Hierarchical Control for Robust Standing Stability and Fall Recovery of Task-Performing Humanoid Robots

Abstract

Maintaining robust standing stability is critical for humanoid robots performing precision manipulation tasks, where traditional balance strategies (e.g., stepping) can disrupt task execution. Designing a controller that ensures both stability and effective disturbance rejection is challenging, as these goals impose conflicting requirements on body sway and stepping behavior.

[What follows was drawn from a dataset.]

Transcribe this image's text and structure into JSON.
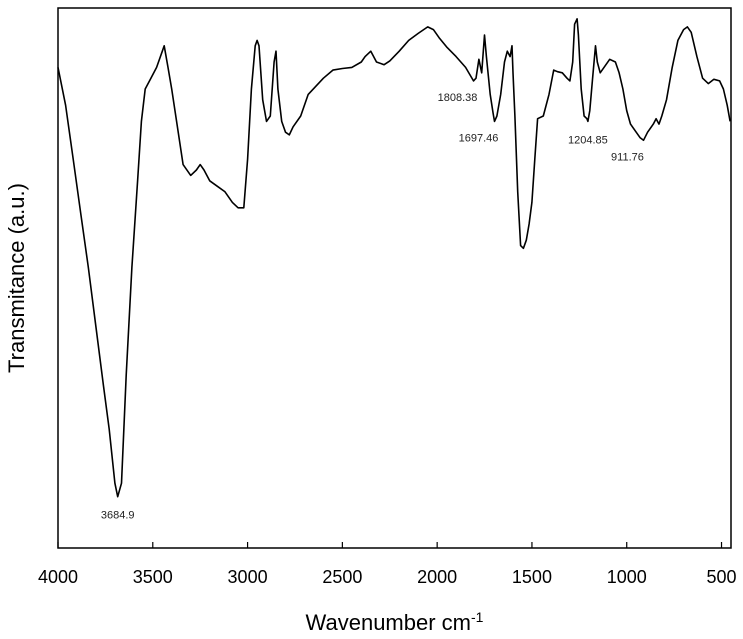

To address this, we propose a hierarchical control framework that decouples these objectives into three parts: (1) a Task-Oriented Standing Policy trained via reinforcement learning with strict penalties on stepping and body sway, specialized for non-stepping disturbance rejection; (2) Ankle Strategy Modulation embedded within the standing policy, which dynamically adjusts the Zero-Moment Point (ZMP) to eliminate Divergent Component of Motion (DCM) errors, thereby accelerating recovery from disturbances; and (3) a fall prediction and recovery mechanism that triggers a transition to a robust stepping policy when disturbances exceed the stability threshold. Extensive experiments on a Q-series humanoid robot, in both simulation and hardware, validate the controller’s effectiveness. We achieved a 100% task success rate over 100 trials in practical scenarios including robot archery and part grasping/placement.